Glottalic sounds you hear in a number of languages that are indigenous to South America; Quechua is one of them; the early version of it was spoken by the Inca Empire and continues to be spoken to this day. They have, for example, an egressive [t’]. So, take a regular [t] sound, and instead of that pulmonic [t] (the is pushed all the way from the lungs), if you are stopping the air also at the glottis and ejecting it out forcefully, that is what a glottalic sound is. It's an egressive, meaning the air flow coming out of the glottis. With the egressive, the air starts from the lungs, but it is stopped also at the glottis and then ejected it out, as I say, the [t’]. You can hear like a [t] but it's got more push behind it, and that is the sound. In theory, you could have an ingressive glottalic, but that doesn't really happen.
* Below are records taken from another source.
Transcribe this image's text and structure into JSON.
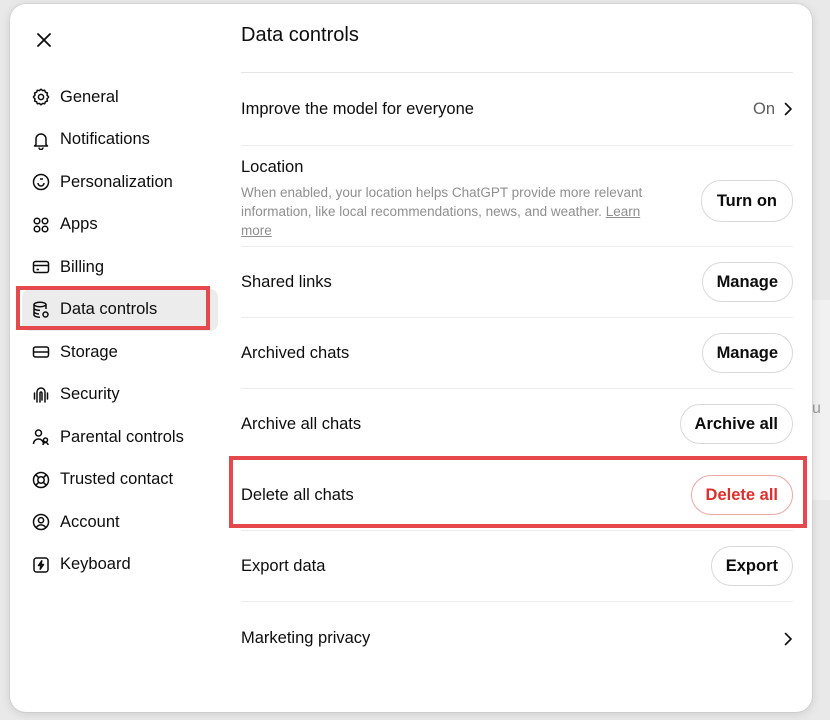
{
  "background": {
    "fragment": "u"
  },
  "modal": {
    "close_label": "Close"
  },
  "sidebar": {
    "items": [
      {
        "label": "General",
        "icon": "gear-icon"
      },
      {
        "label": "Notifications",
        "icon": "bell-icon"
      },
      {
        "label": "Personalization",
        "icon": "personalization-icon"
      },
      {
        "label": "Apps",
        "icon": "apps-icon"
      },
      {
        "label": "Billing",
        "icon": "card-icon"
      },
      {
        "label": "Data controls",
        "icon": "database-gear-icon",
        "active": true
      },
      {
        "label": "Storage",
        "icon": "storage-icon"
      },
      {
        "label": "Security",
        "icon": "security-icon"
      },
      {
        "label": "Parental controls",
        "icon": "parental-icon"
      },
      {
        "label": "Trusted contact",
        "icon": "lifebuoy-icon"
      },
      {
        "label": "Account",
        "icon": "account-icon"
      },
      {
        "label": "Keyboard",
        "icon": "keyboard-icon"
      }
    ]
  },
  "panel": {
    "title": "Data controls",
    "improve": {
      "label": "Improve the model for everyone",
      "value": "On"
    },
    "location": {
      "label": "Location",
      "description": "When enabled, your location helps ChatGPT provide more relevant information, like local recommendations, news, and weather.",
      "link": "Learn more",
      "button": "Turn on"
    },
    "shared_links": {
      "label": "Shared links",
      "button": "Manage"
    },
    "archived_chats": {
      "label": "Archived chats",
      "button": "Manage"
    },
    "archive_all": {
      "label": "Archive all chats",
      "button": "Archive all"
    },
    "delete_all": {
      "label": "Delete all chats",
      "button": "Delete all"
    },
    "export": {
      "label": "Export data",
      "button": "Export"
    },
    "marketing": {
      "label": "Marketing privacy"
    }
  },
  "colors": {
    "highlight": "#e5484d",
    "danger": "#e02e2a",
    "active_bg": "#ececec"
  }
}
Velaric sounds, at the velum, meaning the air is stopped at the velum, the back of the mouth, and then pushed out. We have two different kinds: you have ingressive and egressive. With the egressive, air goes out and the famous one is blowing a raspberry. That is a bilabial, ingressive, fricative, velaric. Ingressive velaric, now we're talking about the very famous clicks that we hear in the Bantu languages. The Bantu languages are spoken in central and especially southern Africa. Zulu is, for example, a Bantu language; !Xhosa is a Bantu language; there's a few others. Even when I said that second language name, !Xhosa, and you heard that [click] in front, that's a click. We use clicks all the time, but maybe not to communicate within a human language. Certainly, a lot of us in Europe and the Americas, for example, when we want to call our pet will go right that little kissy sound. That the click you're pulling in air is the second comes from the back of the mouth and it's a bilabial ingressive velaric. Some of us do a different kind of velaric sound when we are disapproving of something. [tsk tsk] The tip of your tongue is up against the back of your teeth and you're sucking in, pulling in from the back of your mouth of the velum. Sometimes, some of these clicks are associated when we're trying to talk or communicate to our pack animals, like horses or oxen or donkeys. Those are all clicks.
When we're talking human language, there are some languages—and the Bantu family is one—that use clicks. It's really cool to see and hear. In the video below this one, you will see a song on YouTube. It's being sung by Miriam Makeba; she was a very famous South African singer. She is among a wide group of black artists from Africa, mostly South Africa. They're all speakers have a Bantu language and they're singing in those languages frequently. A lot of it came out in the jazz movements in the 60s and 70s; Miriam Makeba certainly was part of that. I love her music; her music is amazing and inspiring. Even if I cannot understand it most of the time, it's just the way she conveys sound. But what is really cool is she made a very common Bantu cultural song –I can't remember what exactly it's called in !Xhosa, but it is translated into French and English and etc, as “The Click Song.” It's a song about a beetle; she's going to explain more in this video. What is really cool, though, is she sings that in !Xhosa, and then the spelling of the !Xhosa words is there, and under it is the English. In the captioning you can watch and read and listen all at the same time.
Click languages are really awesome; they're amazing and they are unique to the Bantu languages. There are no other language families that are recorded in human history that have the sounds. So where did they come from? That's the mystery and discussion for another time.
"Qongqothwane" by Miriam Makeba, with captions in English and !Xhosa
Unfortunately, the video that I originally had in this text was taken off of YouTube; there are other videos of the same performance, but the captions are not there. Fortunately, I found a different performance of the same song with the captions in both !Xhosa and English. However, the video quality is quite poor.